Габи определенно не надеялась отыскать под телами ничего более значимого, чем какие-то случайные обломки костей или обрывки одежды, которые она уже и раньше встречала. И конечно не ожидала обнаружить, что камни в центре ямы удалены и выкопана неглубокая могила.
И тем более не предполагала найти в ней мумифицированные останки женщины с младенцем во чреве.
Глава 14
Окончательно решив, что скелетные останки принадлежали жрицам храма, Габи приступила к анализу мусора и осмотрела каждый обрывок. Только вот большие фрагменты, достаточные для распознавания фактуры ткани или конкретного предназначения одежды попадались нечасто. Лоскутки в основном представляли собой образчики не больше заплатки. Из какого бы материала ни было соткано полотно, первоначальный вид одеяний установить невозможно. В конце концов, Габи, пытаясь нарисовать в воображении, как платья могли бы выглядеть, предположила, что усыпанные драгоценными камнями и затканные золотом фрагменты, соединенные между собой золотыми нитями, служили отделкой.
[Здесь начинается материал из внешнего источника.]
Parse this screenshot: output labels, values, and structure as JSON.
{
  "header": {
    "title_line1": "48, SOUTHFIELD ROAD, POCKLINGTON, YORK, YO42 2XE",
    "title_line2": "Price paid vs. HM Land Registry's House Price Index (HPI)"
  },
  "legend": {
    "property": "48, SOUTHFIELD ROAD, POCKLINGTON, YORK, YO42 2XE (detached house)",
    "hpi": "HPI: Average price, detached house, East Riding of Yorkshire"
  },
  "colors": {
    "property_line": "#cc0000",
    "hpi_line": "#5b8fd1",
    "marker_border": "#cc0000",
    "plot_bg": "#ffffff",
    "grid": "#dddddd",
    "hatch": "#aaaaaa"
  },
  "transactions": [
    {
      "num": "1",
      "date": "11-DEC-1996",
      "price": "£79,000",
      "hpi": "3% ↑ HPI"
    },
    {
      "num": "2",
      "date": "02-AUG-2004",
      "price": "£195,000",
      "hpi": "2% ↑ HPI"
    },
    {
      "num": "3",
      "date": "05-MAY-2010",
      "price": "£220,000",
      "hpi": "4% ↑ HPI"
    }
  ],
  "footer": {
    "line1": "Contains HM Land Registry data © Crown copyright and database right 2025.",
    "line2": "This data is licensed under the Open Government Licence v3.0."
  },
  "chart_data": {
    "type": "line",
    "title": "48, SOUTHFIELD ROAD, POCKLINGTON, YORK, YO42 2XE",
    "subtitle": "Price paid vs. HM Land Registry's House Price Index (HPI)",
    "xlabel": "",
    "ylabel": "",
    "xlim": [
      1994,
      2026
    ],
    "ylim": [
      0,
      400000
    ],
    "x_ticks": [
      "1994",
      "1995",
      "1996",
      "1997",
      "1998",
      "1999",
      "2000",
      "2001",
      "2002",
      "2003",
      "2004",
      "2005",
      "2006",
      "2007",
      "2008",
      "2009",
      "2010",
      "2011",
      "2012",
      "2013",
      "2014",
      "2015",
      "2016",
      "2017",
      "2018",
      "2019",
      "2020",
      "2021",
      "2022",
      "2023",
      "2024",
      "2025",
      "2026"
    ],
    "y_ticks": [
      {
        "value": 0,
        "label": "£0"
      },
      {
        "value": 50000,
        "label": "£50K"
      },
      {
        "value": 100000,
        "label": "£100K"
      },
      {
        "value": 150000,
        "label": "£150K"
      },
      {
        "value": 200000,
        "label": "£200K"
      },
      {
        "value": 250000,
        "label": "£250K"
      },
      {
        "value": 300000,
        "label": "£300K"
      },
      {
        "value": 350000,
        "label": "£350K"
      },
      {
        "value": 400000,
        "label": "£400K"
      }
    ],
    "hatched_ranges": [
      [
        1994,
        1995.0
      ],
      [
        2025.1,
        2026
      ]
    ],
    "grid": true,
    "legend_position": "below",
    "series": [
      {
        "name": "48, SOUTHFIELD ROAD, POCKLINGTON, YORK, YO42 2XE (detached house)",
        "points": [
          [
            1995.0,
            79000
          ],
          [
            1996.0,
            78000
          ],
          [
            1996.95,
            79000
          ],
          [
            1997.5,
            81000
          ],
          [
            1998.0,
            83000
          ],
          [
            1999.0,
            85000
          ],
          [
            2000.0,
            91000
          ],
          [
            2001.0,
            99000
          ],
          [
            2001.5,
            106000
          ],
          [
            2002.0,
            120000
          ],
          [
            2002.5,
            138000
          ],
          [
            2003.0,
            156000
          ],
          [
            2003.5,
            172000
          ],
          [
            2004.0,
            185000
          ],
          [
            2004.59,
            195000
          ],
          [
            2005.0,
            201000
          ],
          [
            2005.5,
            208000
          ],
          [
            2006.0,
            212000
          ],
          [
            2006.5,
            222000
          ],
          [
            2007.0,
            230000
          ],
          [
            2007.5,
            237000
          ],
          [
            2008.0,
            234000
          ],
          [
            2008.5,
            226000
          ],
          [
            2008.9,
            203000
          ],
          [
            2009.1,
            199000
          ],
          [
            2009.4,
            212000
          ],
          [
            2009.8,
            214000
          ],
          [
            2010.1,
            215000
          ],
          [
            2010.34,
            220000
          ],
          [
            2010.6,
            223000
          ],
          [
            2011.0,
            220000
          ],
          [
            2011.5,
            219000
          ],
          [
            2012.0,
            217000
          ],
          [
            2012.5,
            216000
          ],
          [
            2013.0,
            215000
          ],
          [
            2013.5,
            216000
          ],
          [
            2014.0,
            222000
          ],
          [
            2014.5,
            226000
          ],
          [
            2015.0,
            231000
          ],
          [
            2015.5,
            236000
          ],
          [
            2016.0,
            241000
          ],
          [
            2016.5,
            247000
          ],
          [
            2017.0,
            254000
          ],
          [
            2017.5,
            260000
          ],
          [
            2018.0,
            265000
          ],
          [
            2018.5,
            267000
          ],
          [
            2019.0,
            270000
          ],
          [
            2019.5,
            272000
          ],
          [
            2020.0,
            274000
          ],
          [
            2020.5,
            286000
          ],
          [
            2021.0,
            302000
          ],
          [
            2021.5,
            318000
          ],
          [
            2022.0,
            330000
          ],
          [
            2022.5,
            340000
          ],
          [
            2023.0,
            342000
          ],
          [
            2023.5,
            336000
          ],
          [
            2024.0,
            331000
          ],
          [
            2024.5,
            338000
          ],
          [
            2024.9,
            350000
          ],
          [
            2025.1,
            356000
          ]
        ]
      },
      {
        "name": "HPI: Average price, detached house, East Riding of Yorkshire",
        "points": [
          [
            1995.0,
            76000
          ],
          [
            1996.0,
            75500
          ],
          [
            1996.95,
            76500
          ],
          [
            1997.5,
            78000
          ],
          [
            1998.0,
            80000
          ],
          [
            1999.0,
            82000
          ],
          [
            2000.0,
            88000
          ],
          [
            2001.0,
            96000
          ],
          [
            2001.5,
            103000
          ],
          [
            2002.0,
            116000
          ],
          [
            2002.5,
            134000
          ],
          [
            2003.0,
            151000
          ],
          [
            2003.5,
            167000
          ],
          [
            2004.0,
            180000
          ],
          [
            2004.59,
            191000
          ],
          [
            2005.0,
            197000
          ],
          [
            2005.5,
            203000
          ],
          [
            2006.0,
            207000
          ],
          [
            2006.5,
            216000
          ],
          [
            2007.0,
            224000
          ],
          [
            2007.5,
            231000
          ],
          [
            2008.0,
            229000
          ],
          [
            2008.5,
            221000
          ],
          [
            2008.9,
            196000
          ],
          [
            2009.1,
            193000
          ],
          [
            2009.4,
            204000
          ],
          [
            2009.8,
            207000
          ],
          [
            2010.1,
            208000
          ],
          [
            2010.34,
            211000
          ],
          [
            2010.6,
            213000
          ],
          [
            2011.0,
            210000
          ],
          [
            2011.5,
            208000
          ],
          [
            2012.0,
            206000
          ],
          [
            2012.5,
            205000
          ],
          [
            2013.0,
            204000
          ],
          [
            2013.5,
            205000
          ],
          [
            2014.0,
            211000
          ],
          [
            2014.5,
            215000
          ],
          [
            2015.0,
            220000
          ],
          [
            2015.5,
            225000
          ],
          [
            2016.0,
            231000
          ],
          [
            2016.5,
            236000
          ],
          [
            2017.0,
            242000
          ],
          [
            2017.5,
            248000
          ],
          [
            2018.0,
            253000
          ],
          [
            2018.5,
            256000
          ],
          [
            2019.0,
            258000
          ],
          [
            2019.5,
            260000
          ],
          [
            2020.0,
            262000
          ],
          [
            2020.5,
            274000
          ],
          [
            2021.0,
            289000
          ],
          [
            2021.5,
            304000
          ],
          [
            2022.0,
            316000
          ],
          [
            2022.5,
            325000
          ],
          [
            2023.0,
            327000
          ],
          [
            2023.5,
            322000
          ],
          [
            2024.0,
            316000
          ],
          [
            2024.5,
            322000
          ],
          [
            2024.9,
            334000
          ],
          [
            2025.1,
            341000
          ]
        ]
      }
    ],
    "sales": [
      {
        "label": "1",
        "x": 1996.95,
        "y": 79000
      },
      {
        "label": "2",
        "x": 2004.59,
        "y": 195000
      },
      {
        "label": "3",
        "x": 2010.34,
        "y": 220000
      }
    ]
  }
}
Габи не сомневалась, что одежда была простого фасона и с мягкими складками. Застежки любого рода являлись редкостью на древних одеяниях и немногие народности достигли совершенства в технике кроя точно по фигуре, поэтому нарядами по большей части являлось не что иное, как наслоение квадратных и прямоугольных полотен скрепленных между собой. Крупные фрагменты, которые она нашла, казалось, четко вписывались в эту концепцию.
Доктор Шеффилд хотел было предоставить ей помощников, но Габи убедила его, что будет лучше, если она соберет части одежды сама, поскольку они очень хрупкие. Несмотря на количество найденных тел, яма отнюдь не просторная и потому в ней трудно работать нескольким одновременно, не рискуя потерять или повредить то, что они могли бы еще отыскать.
Это оказалось веским аргументом, но главным образом Габи просто хотела работать в одиночку. Она лучше всего работала одна, причин, чтобы отвлечься у нее и так уже хватало.
Пока она трудилась, лишь половина ее сознания участвовала в просеивании мусора. Другая зациклилась на картинах истории Анки. Время от времени размышления неуклонно возвращали ее от фризов к самому Анке, где он, что делает… нашел ли женщину, как она настаивала. И так как эти мысли приносили слишком много боли, Габи старалась задвинуть их на задний план и опять сосредоточиться на разгадке тайны.